To which extent the erosion of the teaching of evolution and the periodic table will apply to all high schools in the country is not clear. In any event, I want to focus mainly on some underlying ideology that seems on the rise. The Financial Times notes:

In 2018, Satyapal Singh, then-India’s minister of state for human resource development, dismissed the theory of evolution as “scientifically wrong” and called for it to be removed from school and college curricula. No one “saw an ape turning into a man,” he said in remarks quoted by the Press Trust of India, a news agency.

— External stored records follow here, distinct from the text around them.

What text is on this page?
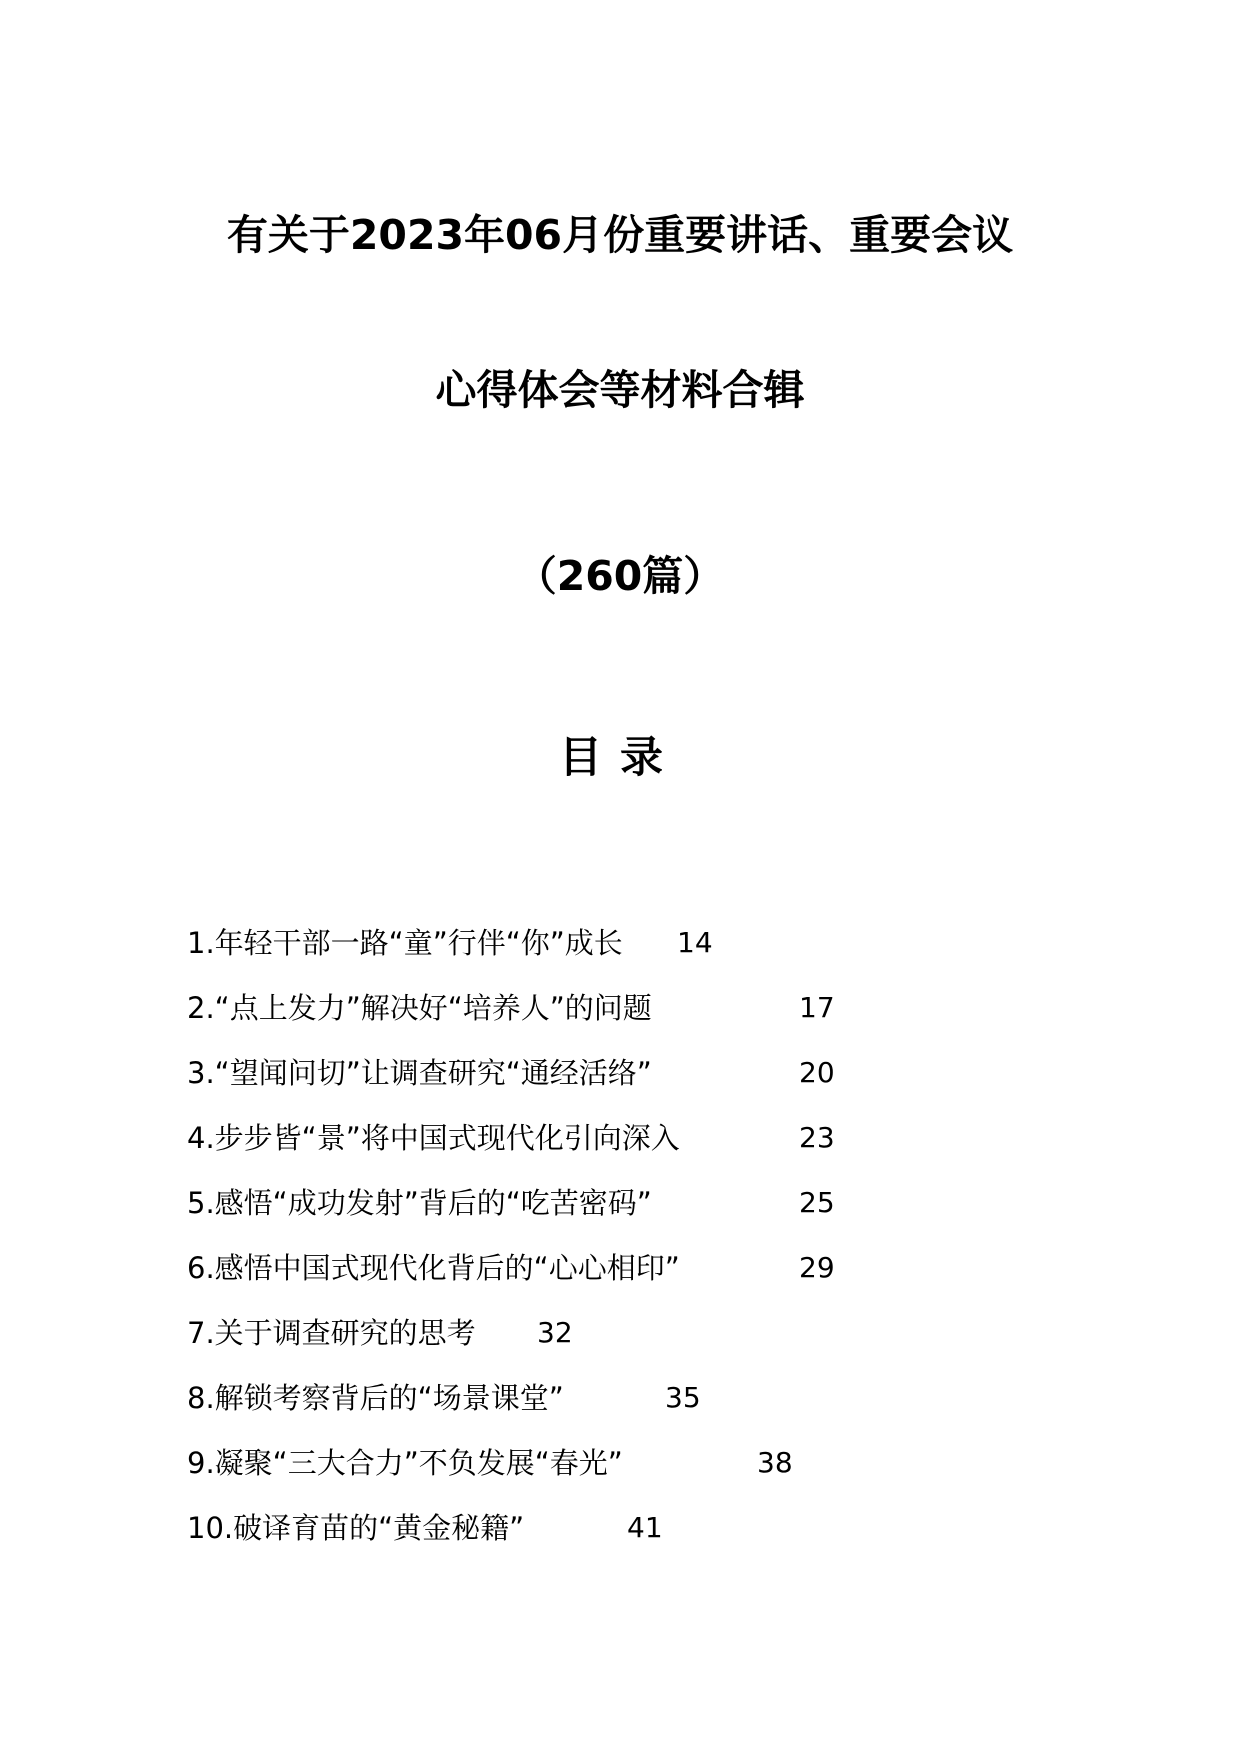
有关于2023年06月份重要讲话、重要会议
心得体会等材料合辑
（260篇）
目录
1.年轻干部一路“童”行伴“你”成长 14
2.“点上发力”解决好“培养人”的问题	17
3.“望闻问切”让调查研究“通经活络”	20
4.步步皆“景”将中国式现代化引向深入	23
5.感悟“成功发射”背后的“吃苦密码”	25
6.感悟中国式现代化背后的“心心相印”	29
7.关于调查研究的思考 32
8.解锁考察背后的“场景课堂”	35
9.凝聚“三大合力”不负发展“春光”	38
10.破译育苗的“黄金秘籍”	41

That nobody has ever seen a man descending from an ape made me think of another famous scholar and political friend of Narenda Modi, Donald Trump. The latter defended a historical plaque on his golf course in Sterling, Virginia, which claims that a Civil War battle nearby transformed the Potomac into a “river of blood.” The problem is that historians apparently believe that the said battle never happened. Contradicting the historians’ opinion, Trump declared:

How would they know that? Were they there?

Of course, biology, history as a discipline, or any field of organized knowledge tries to explain events that were not witnessed or to critically examine observers’ testimonies and interpretations. If we had to base our knowledge on the testimonies of people who “were there” or reported what the latter told them, we would know very little—close to nothing, in fact. The experience of one human being is extremely limited. To know what happened and to find causes, we need to observe facts and study the theories that help interpret them. Nobody has ever seen a dinosaur or, with his own eyes, a black hole. Nobody has seen a demand curve elsewhere than in an abstract theory or an econometric estimate.

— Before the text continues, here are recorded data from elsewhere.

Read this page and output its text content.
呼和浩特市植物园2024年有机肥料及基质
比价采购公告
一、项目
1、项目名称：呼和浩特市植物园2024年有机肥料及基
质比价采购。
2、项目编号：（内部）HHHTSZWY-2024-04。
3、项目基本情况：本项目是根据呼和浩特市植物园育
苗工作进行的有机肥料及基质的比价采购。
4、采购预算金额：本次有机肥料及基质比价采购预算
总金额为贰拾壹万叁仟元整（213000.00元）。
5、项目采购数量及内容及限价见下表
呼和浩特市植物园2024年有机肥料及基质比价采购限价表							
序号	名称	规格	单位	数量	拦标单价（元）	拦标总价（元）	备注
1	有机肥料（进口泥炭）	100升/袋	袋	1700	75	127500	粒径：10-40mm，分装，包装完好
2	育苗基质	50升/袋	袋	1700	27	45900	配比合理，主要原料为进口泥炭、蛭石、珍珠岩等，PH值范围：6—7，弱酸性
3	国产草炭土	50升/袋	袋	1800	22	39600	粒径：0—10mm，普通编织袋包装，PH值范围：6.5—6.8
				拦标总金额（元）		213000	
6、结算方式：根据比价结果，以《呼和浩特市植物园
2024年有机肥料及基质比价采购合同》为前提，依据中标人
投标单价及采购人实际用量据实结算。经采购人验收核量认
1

Reviewing a recent book by Financial Times columnist Gideon Rachman (The Age of the Strongman), I echoed what he believes as do many other observers:

Although India is known as a democratic country—the largest democracy in the world—its supporting institutions have weakened under Modi’s Hindu ethnicism and nationalism.

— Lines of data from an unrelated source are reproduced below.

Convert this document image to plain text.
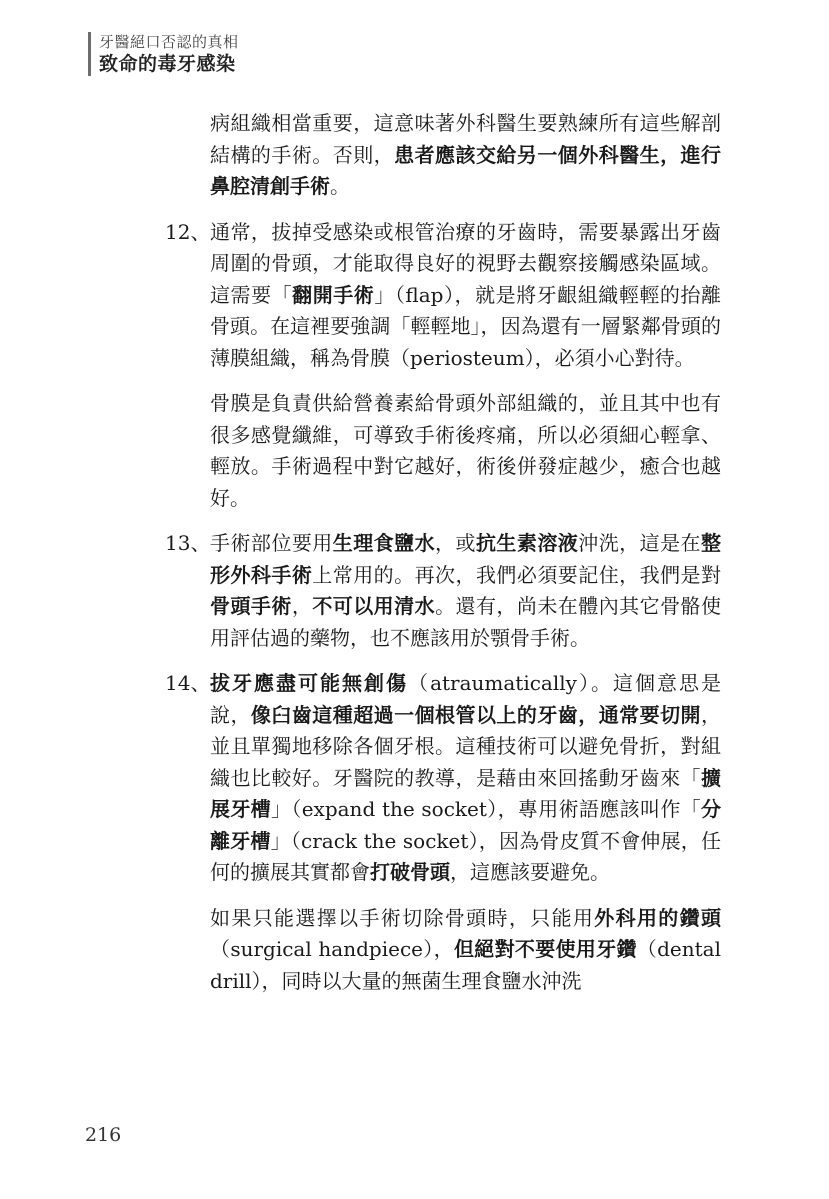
牙醫絕口否認的真相
致命的毒牙感染

病組織相當重要，這意味著外科醫生要熟練所有這些解剖結構的手術。否則，患者應該交給另一個外科醫生，進行鼻腔清創手術。

12、 通常，拔掉受感染或根管治療的牙齒時，需要暴露出牙齒周圍的骨頭，才能取得良好的視野去觀察接觸感染區域。這需要「翻開手術」（flap），就是將牙齦組織輕輕的抬離骨頭。在這裡要強調「輕輕地」，因為還有一層緊鄰骨頭的薄膜組織，稱為骨膜（periosteum），必須小心對待。

骨膜是負責供給營養素給骨頭外部組織的，並且其中也有很多感覺纖維，可導致手術後疼痛，所以必須細心輕拿、輕放。手術過程中對它越好，術後併發症越少，癒合也越好。

13、 手術部位要用生理食鹽水，或抗生素溶液沖洗，這是在整形外科手術上常用的。再次，我們必須要記住，我們是對骨頭手術，不可以用清水。還有，尚未在體內其它骨骼使用評估過的藥物，也不應該用於顎骨手術。
14、 拔牙應盡可能無創傷（atraumatically）。這個意思是說，像臼齒這種超過一個根管以上的牙齒，通常要切開，並且單獨地移除各個牙根。這種技術可以避免骨折，對組織也比較好。牙醫院的教導，是藉由來回搖動牙齒來「擴展牙槽」（expand the socket），專用術語應該叫作「分離牙槽」（crack the socket），因為骨皮質不會伸展，任何的擴展其實都會打破骨頭，這應該要避免。

如果只能選擇以手術切除骨頭時，只能用外科用的鑽頭（surgical handpiece），但絕對不要使用牙鑽（dental drill），同時以大量的無菌生理食鹽水沖洗

216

All that teaches us something about superstition and the state. What’s happening in India parallels the apparent retreat from rationality that we observe in the West. It may very well be true, as most classical liberal thinkers believed, that the state was necessary for mankind to culturally evolve from the tribe to the “Great Society,” to use Friedrich Hayek’s terminology. (It is worth reading Hayek’s last book, The Fatal Conceit.) But it was not any kind of state that could come close to that ideal, which is obviously still imperiled. It had to be the constitutionally limited classical liberal state, now challenged by the rise of right and left populism and nationalism. In political regimes that are not sufficiently constrained and liberal—the state naturally supports and fuels the mob’s superstitions instead of protecting individuals against them.